We asked the question of how free-living survival on different surfaces would influence the COVID-19 epidemic. We created theoretical epidemics based on empirical data, and hypothesized that differential viral free-living survival on physical surfaces would have real-world consequences for how severe a given epidemic is.
Our work used empirical data on SARS-CoV-2 survival and other aspects of the virus natural history (e.g. incubation period, etc) and demonstrated that an outbreak in a “Plastic World” would be much worse than an outbreak in a “Copper World.”

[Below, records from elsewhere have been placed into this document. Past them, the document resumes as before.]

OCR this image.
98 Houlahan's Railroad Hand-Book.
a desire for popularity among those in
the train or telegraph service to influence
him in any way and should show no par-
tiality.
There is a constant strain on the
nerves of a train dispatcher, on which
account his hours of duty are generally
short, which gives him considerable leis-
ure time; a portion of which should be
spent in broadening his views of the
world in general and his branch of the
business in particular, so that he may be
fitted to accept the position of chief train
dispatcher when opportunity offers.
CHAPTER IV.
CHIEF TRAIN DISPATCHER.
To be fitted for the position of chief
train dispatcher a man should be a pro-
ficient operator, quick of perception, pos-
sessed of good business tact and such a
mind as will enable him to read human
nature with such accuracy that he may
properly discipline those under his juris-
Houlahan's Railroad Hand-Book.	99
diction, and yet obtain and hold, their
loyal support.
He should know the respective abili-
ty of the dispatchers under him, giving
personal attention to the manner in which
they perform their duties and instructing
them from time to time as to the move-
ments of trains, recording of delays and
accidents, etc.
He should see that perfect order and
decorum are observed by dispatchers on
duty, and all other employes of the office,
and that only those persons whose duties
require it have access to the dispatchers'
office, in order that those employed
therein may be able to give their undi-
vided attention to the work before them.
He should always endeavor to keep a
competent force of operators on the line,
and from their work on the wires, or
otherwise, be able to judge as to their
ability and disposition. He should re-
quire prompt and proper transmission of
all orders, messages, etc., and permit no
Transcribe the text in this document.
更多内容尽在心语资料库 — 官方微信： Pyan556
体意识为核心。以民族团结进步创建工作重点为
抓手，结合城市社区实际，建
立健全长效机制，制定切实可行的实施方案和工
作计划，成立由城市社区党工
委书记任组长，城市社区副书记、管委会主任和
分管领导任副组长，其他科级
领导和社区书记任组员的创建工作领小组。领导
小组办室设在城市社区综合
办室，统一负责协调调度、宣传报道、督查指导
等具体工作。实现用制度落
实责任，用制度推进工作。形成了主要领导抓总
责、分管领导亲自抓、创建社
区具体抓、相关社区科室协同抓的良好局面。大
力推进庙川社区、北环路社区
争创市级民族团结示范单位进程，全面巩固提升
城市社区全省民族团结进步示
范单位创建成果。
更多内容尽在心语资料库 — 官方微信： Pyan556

The implications are rather striking — the composition of physical surfaces can profoundly influence the way an epidemic looks. For example, even though the “Copper World” and “Plastic World” hypothetical epidemics are caused by the same virus, they look like essentially different epidemics: just check their R0 values — around 2.4 for “Copper World,” and well above 3 for “Plastic World.”
This approach was, at its core, a theoretical exercise: we were asking the question of how indirect infection happens when high-touch surfaces are composed of different materials. But given that we were using data from SARS-CoV-2, we have to ask: is surface transmission really a thing? As in, do our results translate to the actual COVID-19 pandemic?
The answer is “probably not,” but a complicated “probably not.” As in, surface transmission probably doesn’t play out exactly as it does in our model, where it can be transmitted from surface to person with relative ease.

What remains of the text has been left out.